Причем именно потеряла и именно сознание - только так можно
определить то, что с нею произошло, а не `погрузилась в беспамятство`,
например, или `лишилась чувств`. Совершенно напротив: никакого из
свойственных человеку чувств она, свисая мягкой куклой с руки высокого в
черном, не утратила и память сохранила, и потом долгие годы помнила этот
удивительный случай, хотя вспоминать вслух не любила, более того - честно
говоря, никогда и никому не рассказывала, даже мужу своему Ионе Ильичу
Шорникову и, конечно, мне, своему сыну, Михаилу Яновичу Шорникову.
Поэтому, как обычно бывает с тайными эпизодами жизни, с течением времени
все стало искажаться, утрачивая одни и приобретая другие детали, меняя
очертания и даже последовательности. Тем не менее, случай был, она знала
точно. А что сознание потеряла, так это ничего не значит, просто Инна
перестала сознавать, насколько странно, необъяснимо и, может, даже опасно
то, что с нею происходит, это сознание как бы выпало из нее, как могли бы
сейчас выпасть из карманов и потеряться в снегу монеты или ключи - но у
нее в пальто не было карманов, а сознание именно потерялось, раз - и нету,
исчезло, и ничего уже не странно, и не страшно, просто висишь себе в
воздухе, подмышкой какого-то мужчины в черной, кажется, шинели, возможно,
флотского офицера и, кажется, он говорит хриповатым своим простуженным
голосом:
- К мужу, к мужу, Инночка! И немедленно делом займитесь... Заодно,
хе-хе, и согреетесь...
Поскольку сознание Иннино уже было потеряно, то единственное, что
заметила она в этих словах, была их явная скабрезность, или, как она это
определила, `сальность`. Так она, как ей показалось, и ответила, немного
косо продолжая висеть в воздухе:
- Перестаньте сальности говорить, а еще офицер! А если действительно
знаете, то проводите меня, пожалуйста к Яну... то есть, конечно, к
лейтенанту Шорникову Ионе Ильичу, моему мужу, который... где-то здесь...

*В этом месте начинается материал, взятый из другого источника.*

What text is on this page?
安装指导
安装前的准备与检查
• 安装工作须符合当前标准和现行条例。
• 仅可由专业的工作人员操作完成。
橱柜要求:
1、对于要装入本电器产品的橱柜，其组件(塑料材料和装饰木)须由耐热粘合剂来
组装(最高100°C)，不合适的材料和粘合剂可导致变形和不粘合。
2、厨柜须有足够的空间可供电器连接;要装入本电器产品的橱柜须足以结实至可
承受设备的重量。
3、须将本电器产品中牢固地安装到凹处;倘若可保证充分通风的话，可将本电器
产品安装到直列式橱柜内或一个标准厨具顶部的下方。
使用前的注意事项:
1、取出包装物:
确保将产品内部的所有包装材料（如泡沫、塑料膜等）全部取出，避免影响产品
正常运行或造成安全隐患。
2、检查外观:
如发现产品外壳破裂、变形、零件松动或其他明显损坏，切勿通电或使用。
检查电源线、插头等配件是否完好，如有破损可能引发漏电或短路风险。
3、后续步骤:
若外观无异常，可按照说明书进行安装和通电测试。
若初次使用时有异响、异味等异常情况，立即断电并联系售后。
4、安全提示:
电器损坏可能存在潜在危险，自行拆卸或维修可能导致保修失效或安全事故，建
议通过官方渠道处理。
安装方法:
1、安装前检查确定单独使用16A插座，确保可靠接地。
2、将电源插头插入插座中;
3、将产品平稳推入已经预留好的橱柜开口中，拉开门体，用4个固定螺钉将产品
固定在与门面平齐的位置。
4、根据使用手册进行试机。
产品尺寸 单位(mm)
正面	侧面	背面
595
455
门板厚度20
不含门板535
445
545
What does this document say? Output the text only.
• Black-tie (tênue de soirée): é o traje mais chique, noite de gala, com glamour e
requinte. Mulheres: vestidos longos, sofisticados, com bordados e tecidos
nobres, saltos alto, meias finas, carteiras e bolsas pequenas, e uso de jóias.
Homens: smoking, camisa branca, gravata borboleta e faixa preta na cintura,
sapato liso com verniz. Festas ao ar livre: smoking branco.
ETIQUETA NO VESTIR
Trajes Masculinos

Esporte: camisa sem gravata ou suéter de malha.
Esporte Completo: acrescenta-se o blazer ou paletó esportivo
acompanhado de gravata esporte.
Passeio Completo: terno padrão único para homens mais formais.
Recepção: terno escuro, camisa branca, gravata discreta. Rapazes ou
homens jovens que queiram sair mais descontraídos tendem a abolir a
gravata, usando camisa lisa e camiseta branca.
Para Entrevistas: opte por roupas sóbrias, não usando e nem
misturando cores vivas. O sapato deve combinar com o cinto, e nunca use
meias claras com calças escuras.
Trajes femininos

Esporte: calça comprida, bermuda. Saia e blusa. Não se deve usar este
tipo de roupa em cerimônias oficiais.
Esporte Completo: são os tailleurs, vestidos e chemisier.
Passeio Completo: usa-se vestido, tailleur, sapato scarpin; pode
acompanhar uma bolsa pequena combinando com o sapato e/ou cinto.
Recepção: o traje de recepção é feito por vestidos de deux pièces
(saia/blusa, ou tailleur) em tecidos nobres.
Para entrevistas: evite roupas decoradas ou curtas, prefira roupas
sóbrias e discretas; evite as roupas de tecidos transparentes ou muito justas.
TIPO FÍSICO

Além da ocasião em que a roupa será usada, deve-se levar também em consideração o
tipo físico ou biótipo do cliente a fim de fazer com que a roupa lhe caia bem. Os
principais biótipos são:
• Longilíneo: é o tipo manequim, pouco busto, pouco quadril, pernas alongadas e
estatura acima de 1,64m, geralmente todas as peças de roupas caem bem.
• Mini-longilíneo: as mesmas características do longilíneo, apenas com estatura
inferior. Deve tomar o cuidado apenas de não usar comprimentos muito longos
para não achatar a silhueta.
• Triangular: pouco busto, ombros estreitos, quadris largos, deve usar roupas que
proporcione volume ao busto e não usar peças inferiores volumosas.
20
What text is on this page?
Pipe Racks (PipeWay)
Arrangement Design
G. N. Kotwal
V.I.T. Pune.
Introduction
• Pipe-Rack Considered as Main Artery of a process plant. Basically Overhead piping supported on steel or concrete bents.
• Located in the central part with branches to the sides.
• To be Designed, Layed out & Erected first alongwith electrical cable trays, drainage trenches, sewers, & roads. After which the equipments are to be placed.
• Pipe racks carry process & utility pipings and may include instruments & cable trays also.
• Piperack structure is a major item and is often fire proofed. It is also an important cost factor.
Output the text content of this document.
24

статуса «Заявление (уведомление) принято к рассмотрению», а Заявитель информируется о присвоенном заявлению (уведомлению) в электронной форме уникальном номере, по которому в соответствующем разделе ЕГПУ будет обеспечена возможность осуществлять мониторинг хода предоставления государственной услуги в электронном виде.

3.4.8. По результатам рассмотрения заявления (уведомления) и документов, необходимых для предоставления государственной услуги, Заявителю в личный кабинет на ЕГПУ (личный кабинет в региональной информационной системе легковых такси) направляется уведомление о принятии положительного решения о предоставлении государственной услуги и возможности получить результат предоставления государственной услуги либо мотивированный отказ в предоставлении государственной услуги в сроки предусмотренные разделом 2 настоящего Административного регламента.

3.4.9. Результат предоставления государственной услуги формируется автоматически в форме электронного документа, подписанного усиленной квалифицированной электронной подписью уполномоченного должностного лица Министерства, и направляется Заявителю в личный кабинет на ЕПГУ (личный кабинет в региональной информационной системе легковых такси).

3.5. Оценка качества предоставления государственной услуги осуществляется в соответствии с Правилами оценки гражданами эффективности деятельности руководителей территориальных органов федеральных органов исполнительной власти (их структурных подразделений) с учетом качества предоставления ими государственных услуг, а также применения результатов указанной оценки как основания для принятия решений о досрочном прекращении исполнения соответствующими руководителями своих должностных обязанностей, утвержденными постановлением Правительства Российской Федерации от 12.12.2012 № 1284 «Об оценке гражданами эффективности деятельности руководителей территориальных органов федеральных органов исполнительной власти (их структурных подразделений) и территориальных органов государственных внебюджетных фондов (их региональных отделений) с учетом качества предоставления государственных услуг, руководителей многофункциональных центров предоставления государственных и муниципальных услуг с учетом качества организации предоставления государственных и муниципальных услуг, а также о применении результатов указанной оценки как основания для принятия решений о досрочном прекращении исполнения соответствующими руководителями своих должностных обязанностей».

Тут Инна, как ей послышалось, наконец расплакалась, хотя имела все
основания сделать это гораздо раньше. Всхлипывания черного мужчину, как и
любого другого, заставили засуетиться, то есть: переступив с ноги на ногу,
слегка Инну встряхнуть, как если бы он хотел привести ее в сознание,
которое она потеряла, затем откашляться, а затем начать быстро расти в
высоту за счет удлинения исключительно ног или чего там было под
достающими до земли полами шинели, причем, замечу, что и полы эти
одновременно и соответственно удлинялись, так что продолжали доставать до
земли, хотя Инна уже оказалась на высоте не то четырех, не то шести
метров, сам же растущий товарищ, прокашлявшись, но, несмотря на это,
хрипло, сказал:
- И никакие это не сальности, Инночка, а совершенно серьезная вещь.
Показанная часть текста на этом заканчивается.